[Top][All Lists]
[Date Prev][Date Next][Thread Prev][Thread Next][Date Index][Thread Index]
Re: Treatise on require
From: |
Stefan Monnier |
Subject: |
Re: Treatise on require |
Date: |
Sun, 08 Jan 2006 21:20:09 -0500 |
User-agent: |
Gnus/5.11 (Gnus v5.11) Emacs/22.0.50 (gnu/linux) |
> Is there a treatise on loading that shows best practices in the use of
> require, autoload, defvar, eval-when-compile, eval-and-compile?
I think `defvar' in an outlier in your list. It's unrelated.
`eval-and-compile' is only useful for self-dependencies (e.g. when a macro
uses the value of a variable defined in the same file: so the variable
definition needs to be evaluated both at compile time (when you use the
macros) and at run time) so it's not related either.
> Over time, nasty circular dependencies have reared their ugly head in
> MH-E.
Get rid of them by moving things around, including into new files.

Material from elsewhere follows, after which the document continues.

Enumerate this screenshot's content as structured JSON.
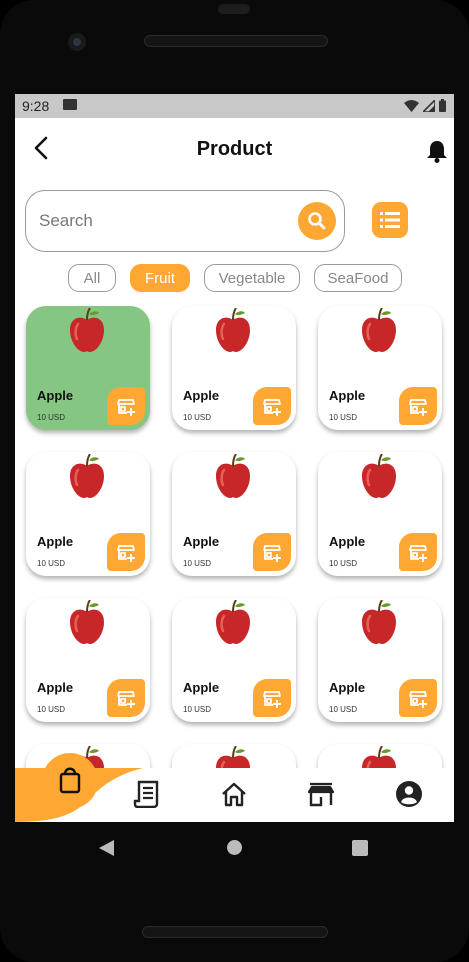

Sometimes merging small files into one big one makes more sense.
> For example, mh-e requires just about other file
That's to be expected: mh-e.el probably uses most/all of the mh-e code.
> and just about every other file requires mh-e.
That can't be right.
> This is currently handled by putting the call to provides (in mh-e.el)
> before the various calls to require (whose files require mh-e).
Bad idea.
> I'm sort of thinking that it might be better to replace the require
> calls with something like:
> (eval-when-compile
> (autoload 'foo "foo")
> (defvar foo))
Better not. Especially the `defvar' inside `eval-when-compile' is
basically meaningless, it should be moved out.
> This would placate the compiler without creating require loops.
If you like to fix symptoms rather than causes, go for it. Or better yet:
use `with-no-warnings'. But I'd advise you against it.